Tuesday, 19 October 2010

Producing Poysers

A few people have been asking how we brought all these Poysers back from the publishing backwater of out-of-print and into the light once more. So, in a peanutshell, here's a run through of the process.

These days, books are laid out using programmes such as Quark or Indesign, from which PDF files are produced that are sent for printing, but this has only been going on for 10 years or so. Before then things were a bit more primitive, and you don't have to go too much further back and designers would actually cut out illustrations, paste them onto a board with the text on it in blocks, then photograph the result and use that for printing. The upshot of this is that there are no PDFs or anything else besides the actual books for pretty much all of the Poysers. So in order to print brand new copies, the first stage was to get each title into a digital format.

Even we didn't have some of the books, due to their scarcity, so first I had to buy copies that were missing from a variety of second-hand sources. I then sent them off to our scanners. They scanned each page to the highest quality possible, and the digital files produced were then cleaned and sent off to the printers, Martins, who are based in Berwick Upon Tweed.

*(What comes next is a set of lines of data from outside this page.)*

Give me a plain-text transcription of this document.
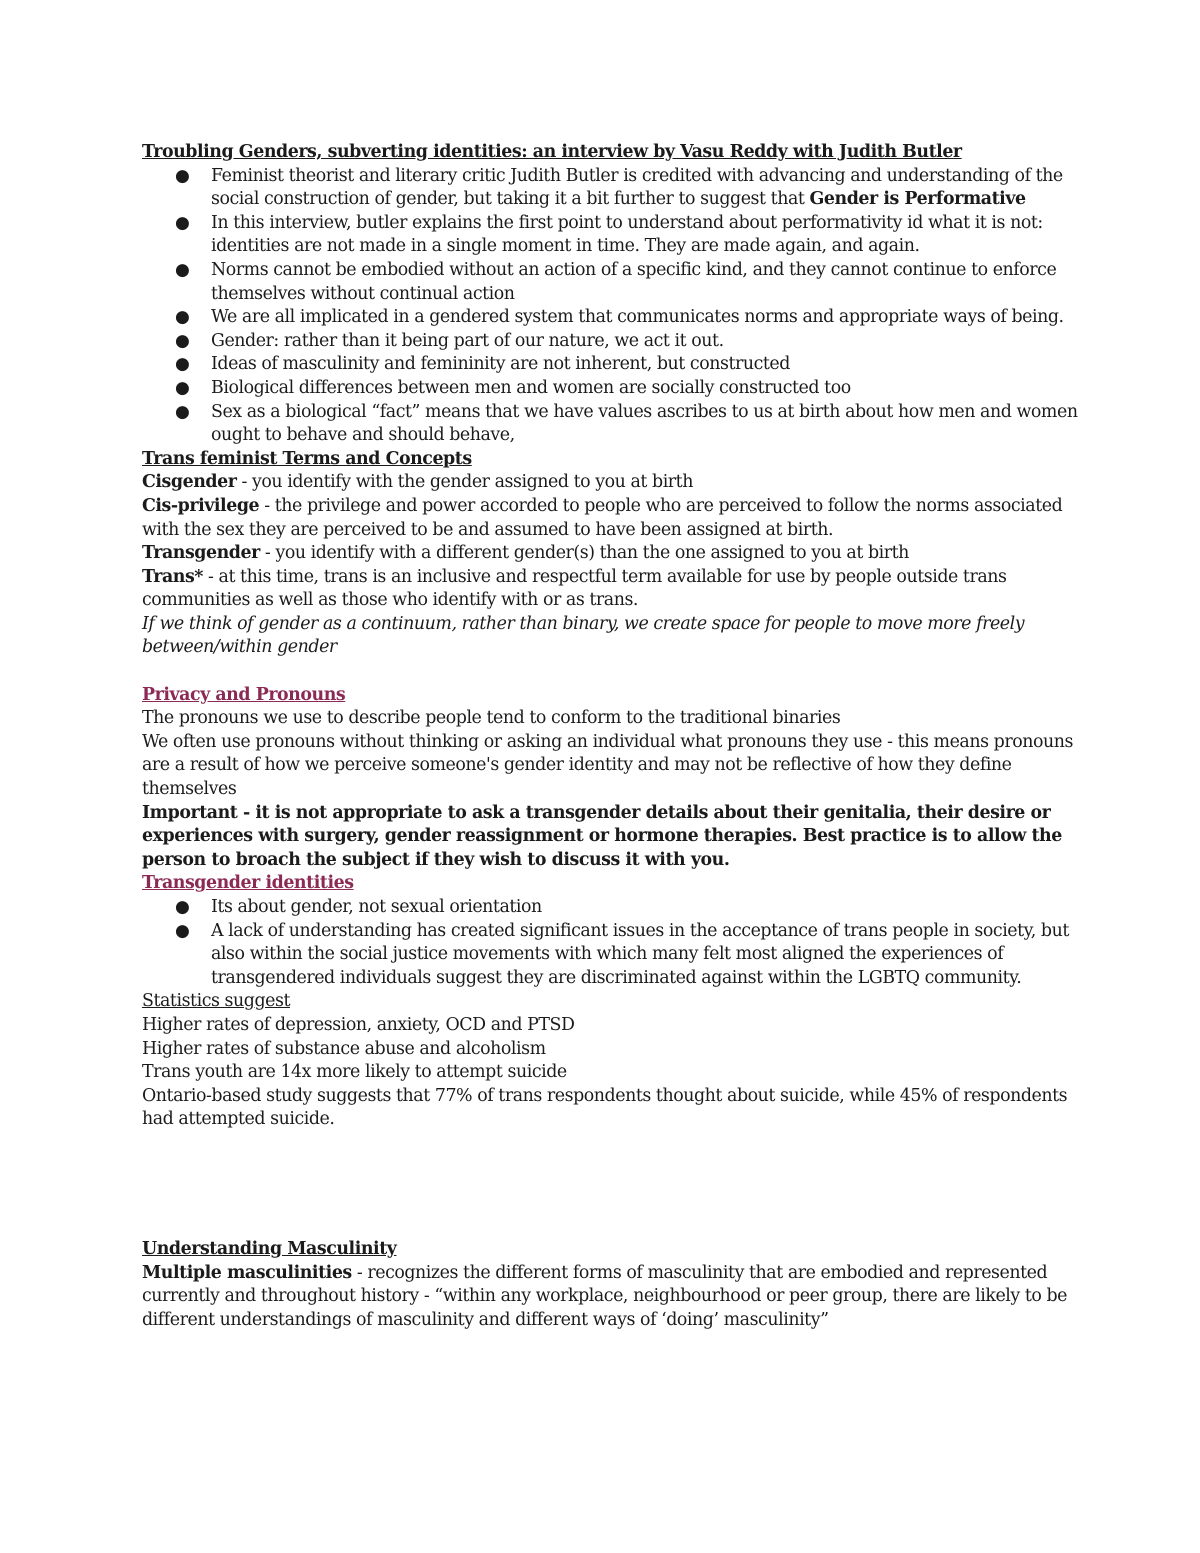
Troubling Genders, subverting identities: an interview by Vasu Reddy with Judith Butler

● Feminist theorist and literary critic Judith Butler is credited with advancing and understanding of the social construction of gender, but taking it a bit further to suggest that Gender is Performative
● In this interview, butler explains the first point to understand about performativity id what it is not: identities are not made in a single moment in time. They are made again, and again.
● Norms cannot be embodied without an action of a specific kind, and they cannot continue to enforce themselves without continual action
● We are all implicated in a gendered system that communicates norms and appropriate ways of being.
● Gender: rather than it being part of our nature, we act it out.
● Ideas of masculinity and femininity are not inherent, but constructed
● Biological differences between men and women are socially constructed too
● Sex as a biological “fact” means that we have values ascribes to us at birth about how men and women ought to behave and should behave,

Trans feminist Terms and Concepts

Cisgender - you identify with the gender assigned to you at birth

Cis-privilege - the privilege and power accorded to people who are perceived to follow the norms associated with the sex they are perceived to be and assumed to have been assigned at birth.

Transgender - you identify with a different gender(s) than the one assigned to you at birth

Trans* - at this time, trans is an inclusive and respectful term available for use by people outside trans communities as well as those who identify with or as trans.

If we think of gender as a continuum, rather than binary, we create space for people to move more freely between/within gender

Privacy and Pronouns

The pronouns we use to describe people tend to conform to the traditional binaries

We often use pronouns without thinking or asking an individual what pronouns they use - this means pronouns are a result of how we perceive someone's gender identity and may not be reflective of how they define themselves

Important - it is not appropriate to ask a transgender details about their genitalia, their desire or experiences with surgery, gender reassignment or hormone therapies. Best practice is to allow the person to broach the subject if they wish to discuss it with you.

Transgender identities

● Its about gender, not sexual orientation
● A lack of understanding has created significant issues in the acceptance of trans people in society, but also within the social justice movements with which many felt most aligned the experiences of transgendered individuals suggest they are discriminated against within the LGBTQ community.

Statistics suggest

Higher rates of depression, anxiety, OCD and PTSD

Higher rates of substance abuse and alcoholism

Trans youth are 14x more likely to attempt suicide

Ontario-based study suggests that 77% of trans respondents thought about suicide, while 45% of respondents had attempted suicide.

Understanding Masculinity

Multiple masculinities - recognizes the different forms of masculinity that are embodied and represented currently and throughout history - “within any workplace, neighbourhood or peer group, there are likely to be different understandings of masculinity and different ways of ‘doing’ masculinity”
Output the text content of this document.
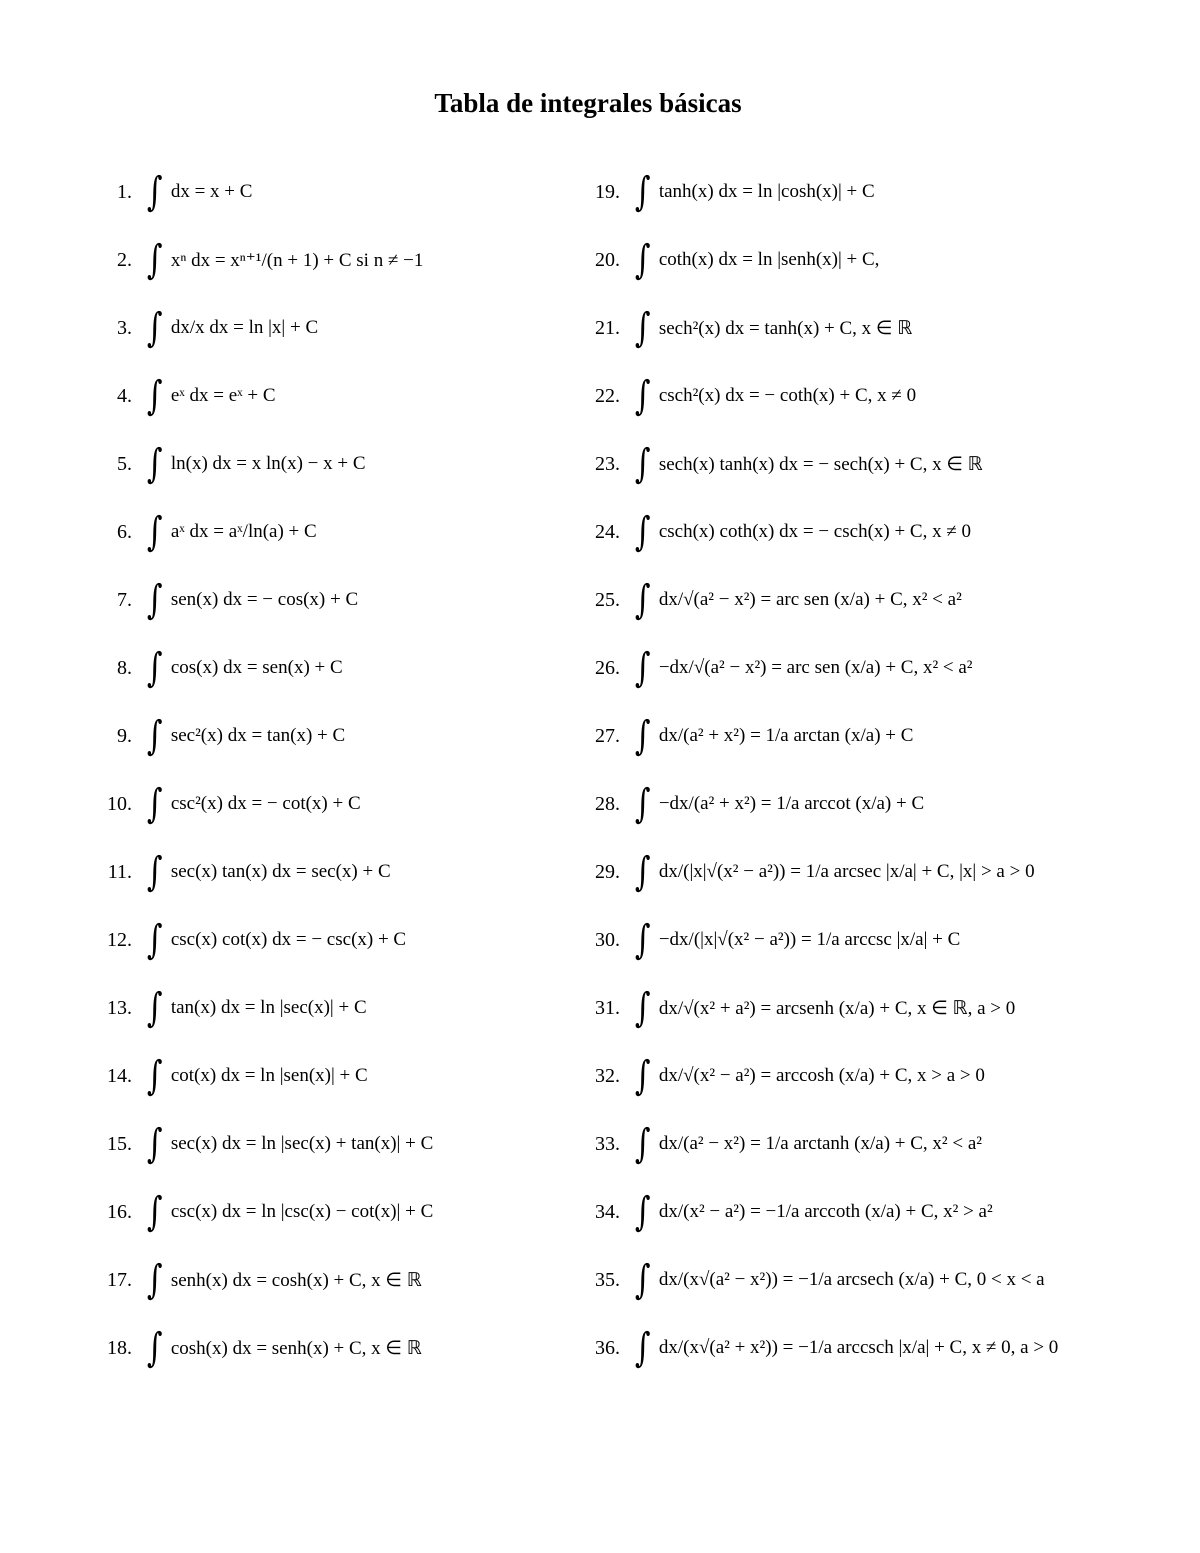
Tabla de integrales básicas
1. ∫ dx = x + C
2. ∫ xⁿ dx = xⁿ⁺¹/(n + 1) + C si n ≠ −1
3. ∫ dx/x dx = ln |x| + C
4. ∫ eˣ dx = eˣ + C
5. ∫ ln(x) dx = x ln(x) − x + C
6. ∫ aˣ dx = aˣ/ln(a) + C
7. ∫ sen(x) dx = − cos(x) + C
8. ∫ cos(x) dx = sen(x) + C
9. ∫ sec²(x) dx = tan(x) + C
10. ∫ csc²(x) dx = − cot(x) + C
11. ∫ sec(x) tan(x) dx = sec(x) + C
12. ∫ csc(x) cot(x) dx = − csc(x) + C
13. ∫ tan(x) dx = ln |sec(x)| + C
14. ∫ cot(x) dx = ln |sen(x)| + C
15. ∫ sec(x) dx = ln |sec(x) + tan(x)| + C
16. ∫ csc(x) dx = ln |csc(x) − cot(x)| + C
17. ∫ senh(x) dx = cosh(x) + C, x ∈ ℝ
18. ∫ cosh(x) dx = senh(x) + C, x ∈ ℝ
19. ∫ tanh(x) dx = ln |cosh(x)| + C
20. ∫ coth(x) dx = ln |senh(x)| + C,
21. ∫ sech²(x) dx = tanh(x) + C, x ∈ ℝ
22. ∫ csch²(x) dx = − coth(x) + C, x ≠ 0
23. ∫ sech(x) tanh(x) dx = − sech(x) + C, x ∈ ℝ
24. ∫ csch(x) coth(x) dx = − csch(x) + C, x ≠ 0
25. ∫ dx/√(a² − x²) = arc sen (x/a) + C, x² < a²
26. ∫ −dx/√(a² − x²) = arc sen (x/a) + C, x² < a²
27. ∫ dx/(a² + x²) = 1/a arctan (x/a) + C
28. ∫ −dx/(a² + x²) = 1/a arccot (x/a) + C
29. ∫ dx/(|x|√(x² − a²)) = 1/a arcsec |x/a| + C, |x| > a > 0
30. ∫ −dx/(|x|√(x² − a²)) = 1/a arccsc |x/a| + C
31. ∫ dx/√(x² + a²) = arcsenh (x/a) + C, x ∈ ℝ, a > 0
32. ∫ dx/√(x² − a²) = arccosh (x/a) + C, x > a > 0
33. ∫ dx/(a² − x²) = 1/a arctanh (x/a) + C, x² < a²
34. ∫ dx/(x² − a²) = −1/a arccoth (x/a) + C, x² > a²
35. ∫ dx/(x√(a² − x²)) = −1/a arcsech (x/a) + C, 0 < x < a
36. ∫ dx/(x√(a² + x²)) = −1/a arccsch |x/a| + C, x ≠ 0, a > 0
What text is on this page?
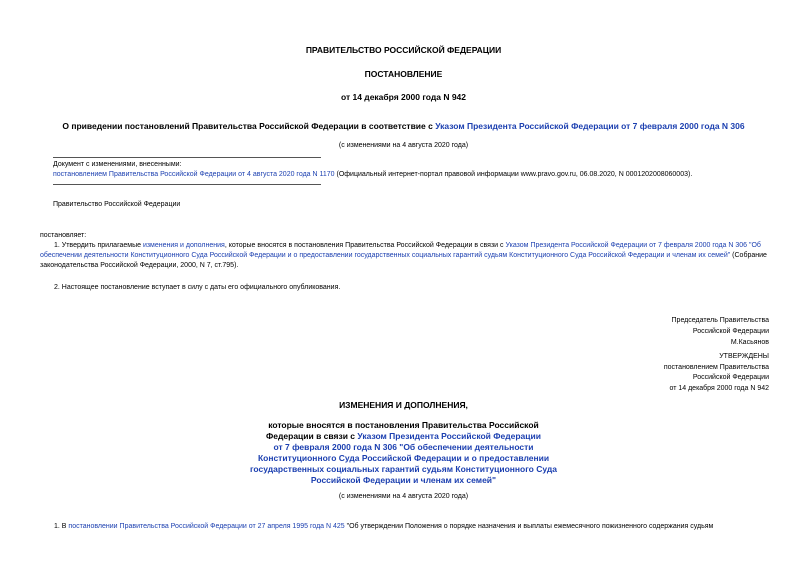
ПРАВИТЕЛЬСТВО РОССИЙСКОЙ ФЕДЕРАЦИИ
ПОСТАНОВЛЕНИЕ
от 14 декабря 2000 года N 942
О приведении постановлений Правительства Российской Федерации в соответствие с Указом Президента Российской Федерации от 7 февраля 2000 года N 306
(с изменениями на 4 августа 2020 года)
Документ с изменениями, внесенными:
постановлением Правительства Российской Федерации от 4 августа 2020 года N 1170 (Официальный интернет-портал правовой информации www.pravo.gov.ru, 06.08.2020, N 0001202008060003).
Правительство Российской Федерации
постановляет:
1. Утвердить прилагаемые изменения и дополнения, которые вносятся в постановления Правительства Российской Федерации в связи с Указом Президента Российской Федерации от 7 февраля 2000 года N 306 "Об обеспечении деятельности Конституционного Суда Российской Федерации и о предоставлении государственных социальных гарантий судьям Конституционного Суда Российской Федерации и членам их семей" (Собрание законодательства Российской Федерации, 2000, N 7, ст.795).
2. Настоящее постановление вступает в силу с даты его официального опубликования.

Председатель Правительства

Российской Федерации

М.Касьянов

УТВЕРЖДЕНЫ

постановлением Правительства

Российской Федерации

от 14 декабря 2000 года N 942

ИЗМЕНЕНИЯ И ДОПОЛНЕНИЯ,

которые вносятся в постановления Правительства Российской

Федерации в связи с Указом Президента Российской Федерации

от 7 февраля 2000 года N 306 "Об обеспечении деятельности

Конституционного Суда Российской Федерации и о предоставлении

государственных социальных гарантий судьям Конституционного Суда

Российской Федерации и членам их семей"

(с изменениями на 4 августа 2020 года)
1. В постановлении Правительства Российской Федерации от 27 апреля 1995 года N 425 "Об утверждении Положения о порядке назначения и выплаты ежемесячного пожизненного содержания судьям
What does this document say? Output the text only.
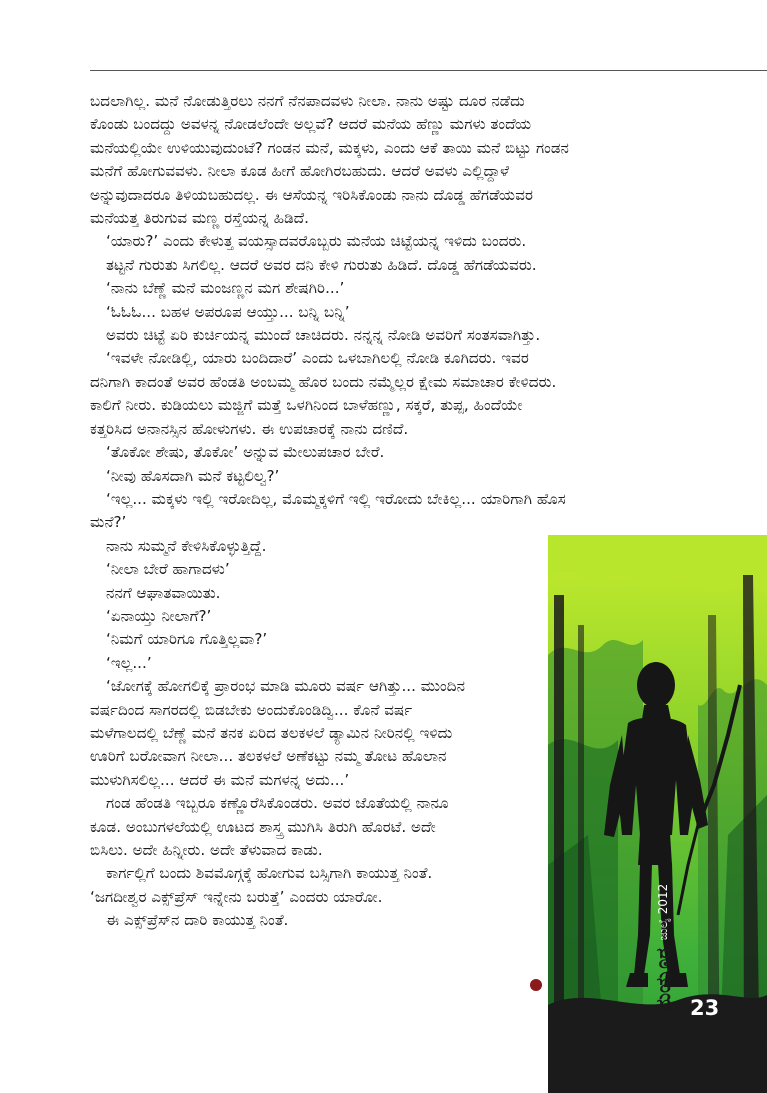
ಬದಲಾಗಿಲ್ಲ. ಮನೆ ನೋಡುತ್ತಿರಲು ನನಗೆ ನೆನಪಾದವಳು ನೀಲಾ. ನಾನು ಅಷ್ಟು ದೂರ ನಡೆದು

ಕೊಂಡು ಬಂದದ್ದು ಅವಳನ್ನ ನೋಡಲೆಂದೇ ಅಲ್ಲವೆ? ಆದರೆ ಮನೆಯ ಹೆಣ್ಣು ಮಗಳು ತಂದೆಯ

ಮನೆಯಲ್ಲಿಯೇ ಉಳಿಯುವುದುಂಟೆ? ಗಂಡನ ಮನೆ, ಮಕ್ಕಳು, ಎಂದು ಆಕೆ ತಾಯಿ ಮನೆ ಬಿಟ್ಟು ಗಂಡನ

ಮನೆಗೆ ಹೋಗುವವಳು. ನೀಲಾ ಕೂಡ ಹೀಗೆ ಹೋಗಿರಬಹುದು. ಆದರೆ ಅವಳು ಎಲ್ಲಿದ್ದಾಳೆ

ಅನ್ನುವುದಾದರೂ ತಿಳಿಯಬಹುದಲ್ಲ. ಈ ಆಸೆಯನ್ನ ಇರಿಸಿಕೊಂಡು ನಾನು ದೊಡ್ಡ ಹೆಗಡೆಯವರ

ಮನೆಯತ್ತ ತಿರುಗುವ ಮಣ್ಣ ರಸ್ತೆಯನ್ನ ಹಿಡಿದೆ.

‘ಯಾರು?’ ಎಂದು ಕೇಳುತ್ತ ವಯಸ್ಸಾದವರೊಬ್ಬರು ಮನೆಯ ಚಿಟ್ಟೆಯನ್ನ ಇಳಿದು ಬಂದರು.

ತಟ್ಟನೆ ಗುರುತು ಸಿಗಲಿಲ್ಲ. ಆದರೆ ಅವರ ದನಿ ಕೇಳಿ ಗುರುತು ಹಿಡಿದೆ. ದೊಡ್ಡ ಹೆಗಡೆಯವರು.

‘ನಾನು ಬೆಣ್ಣೆ ಮನೆ ಮಂಜಣ್ಣನ ಮಗ ಶೇಷಗಿರಿ...’

‘ಓಓಓ... ಬಹಳ ಅಪರೂಪ ಆಯ್ತು... ಬನ್ನಿ ಬನ್ನಿ’

ಅವರು ಚಿಟ್ಟೆ ಏರಿ ಕುರ್ಚಿಯನ್ನ ಮುಂದೆ ಚಾಚಿದರು. ನನ್ನನ್ನ ನೋಡಿ ಅವರಿಗೆ ಸಂತಸವಾಗಿತ್ತು.

‘ಇವಳೇ ನೋಡಿಲ್ಲಿ, ಯಾರು ಬಂದಿದಾರೆ’ ಎಂದು ಒಳಬಾಗಿಲಲ್ಲಿ ನೋಡಿ ಕೂಗಿದರು. ಇವರ

ದನಿಗಾಗಿ ಕಾದಂತೆ ಅವರ ಹೆಂಡತಿ ಅಂಬಮ್ಮ ಹೊರ ಬಂದು ನಮ್ಮೆಲ್ಲರ ಕ್ಷೇಮ ಸಮಾಚಾರ ಕೇಳಿದರು.

ಕಾಲಿಗೆ ನೀರು. ಕುಡಿಯಲು ಮಜ್ಜಿಗೆ ಮತ್ತೆ ಒಳಗಿನಿಂದ ಬಾಳೆಹಣ್ಣು, ಸಕ್ಕರೆ, ತುಪ್ಪ, ಹಿಂದೆಯೇ

ಕತ್ತರಿಸಿದ ಅನಾನಸ್ಸಿನ ಹೋಳುಗಳು. ಈ ಉಪಚಾರಕ್ಕೆ ನಾನು ದಣಿದೆ.

‘ತೊಕೋ ಶೇಷು, ತೊಕೋ’ ಅನ್ನುವ ಮೇಲುಪಚಾರ ಬೇರೆ.

‘ನೀವು ಹೊಸದಾಗಿ ಮನೆ ಕಟ್ಟಲಿಲ್ವ?’

‘ಇಲ್ಲ... ಮಕ್ಕಳು ಇಲ್ಲಿ ಇರೋದಿಲ್ಲ, ಮೊಮ್ಮಕ್ಕಳಿಗೆ ಇಲ್ಲಿ ಇರೋದು ಬೇಕಿಲ್ಲ... ಯಾರಿಗಾಗಿ ಹೊಸ

ಮನೆ?’

ನಾನು ಸುಮ್ಮನೆ ಕೇಳಿಸಿಕೊಳ್ಳುತ್ತಿದ್ದೆ.

‘ನೀಲಾ ಬೇರೆ ಹಾಗಾದಳು’

ನನಗೆ ಆಘಾತವಾಯಿತು.

‘ಏನಾಯ್ತು ನೀಲಾಗೆ?’

‘ನಿಮಗೆ ಯಾರಿಗೂ ಗೊತ್ತಿಲ್ಲವಾ?’

‘ಇಲ್ಲ...’

‘ಜೋಗಕ್ಕೆ ಹೋಗಲಿಕ್ಕೆ ಪ್ರಾರಂಭ ಮಾಡಿ ಮೂರು ವರ್ಷ ಆಗಿತ್ತು... ಮುಂದಿನ

ವರ್ಷದಿಂದ ಸಾಗರದಲ್ಲಿ ಬಿಡಬೇಕು ಅಂದುಕೊಂಡಿದ್ವಿ... ಕೊನೆ ವರ್ಷ

ಮಳೆಗಾಲದಲ್ಲಿ ಬೆಣ್ಣೆ ಮನೆ ತನಕ ಏರಿದ ತಲಕಳಲೆ ಡ್ಯಾಮಿನ ನೀರಿನಲ್ಲಿ ಇಳಿದು

ಊರಿಗೆ ಬರೋವಾಗ ನೀಲಾ... ತಲಕಳಲೆ ಅಣೆಕಟ್ಟು ನಮ್ಮ ತೋಟ ಹೊಲಾನ

ಮುಳುಗಿಸಲಿಲ್ಲ... ಆದರೆ ಈ ಮನೆ ಮಗಳನ್ನ ಅದು...’

ಗಂಡ ಹೆಂಡತಿ ಇಬ್ಬರೂ ಕಣ್ಣೊರೆಸಿಕೊಂಡರು. ಅವರ ಜೊತೆಯಲ್ಲಿ ನಾನೂ

ಕೂಡ. ಅಂಬುಗಳಲೆಯಲ್ಲಿ ಊಟದ ಶಾಸ್ತ್ರ ಮುಗಿಸಿ ತಿರುಗಿ ಹೊರಟೆ. ಅದೇ

ಬಿಸಿಲು. ಅದೇ ಹಿನ್ನೀರು. ಅದೇ ತೆಳುವಾದ ಕಾಡು.

ಕಾರ್ಗಲ್ಲಿಗೆ ಬಂದು ಶಿವಮೊಗ್ಗಕ್ಕೆ ಹೋಗುವ ಬಸ್ಸಿಗಾಗಿ ಕಾಯುತ್ತ ನಿಂತೆ.

‘ಜಗದೀಶ್ವರ ಎಕ್ಸ್‌ಪ್ರೆಸ್ ಇನ್ನೇನು ಬರುತ್ತೆ’ ಎಂದರು ಯಾರೋ.

ಈ ಎಕ್ಸ್‌ಪ್ರೆಸ್‌ನ ದಾರಿ ಕಾಯುತ್ತ ನಿಂತೆ.

ಮಯೂರ
ಜುಲೈ 2012
23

A trio of Poyser scarcities.


Each copy requires rather a lot of craftsmanship. Martins use the files to print the text, with the colour and any black and white sections printed seperately on gloss art paper. These are then inserted into the book at the right place, and the book is then glued and lined to form an unbound copy, known as a bookblock.

Next the endpapers are glued to the bookblock to give it strength, and the cloth of the jacket is cut to size. This is glued firmly to the boards that will make up the case. The bookblock is attached to the case, and the near-complete book is left in a clamp to dry.

The book is finished with the jacket, which has been printed separately, again from a digital file that matches a pristine copy of the original – the only difference is on the back cover, where I decided to include a standard list of the series. The originals had all sorts of things on the back, usually incomplete lists of the series up to the point of publication.

With this the book is ready to be sent out to the reader! I am secretly quite happy that we are using some quite old-fashioned book production techniques, allied with some that are rather more cutting edge in producing the e-book versions of each title. The Poyser list - a real blend of the old and the new.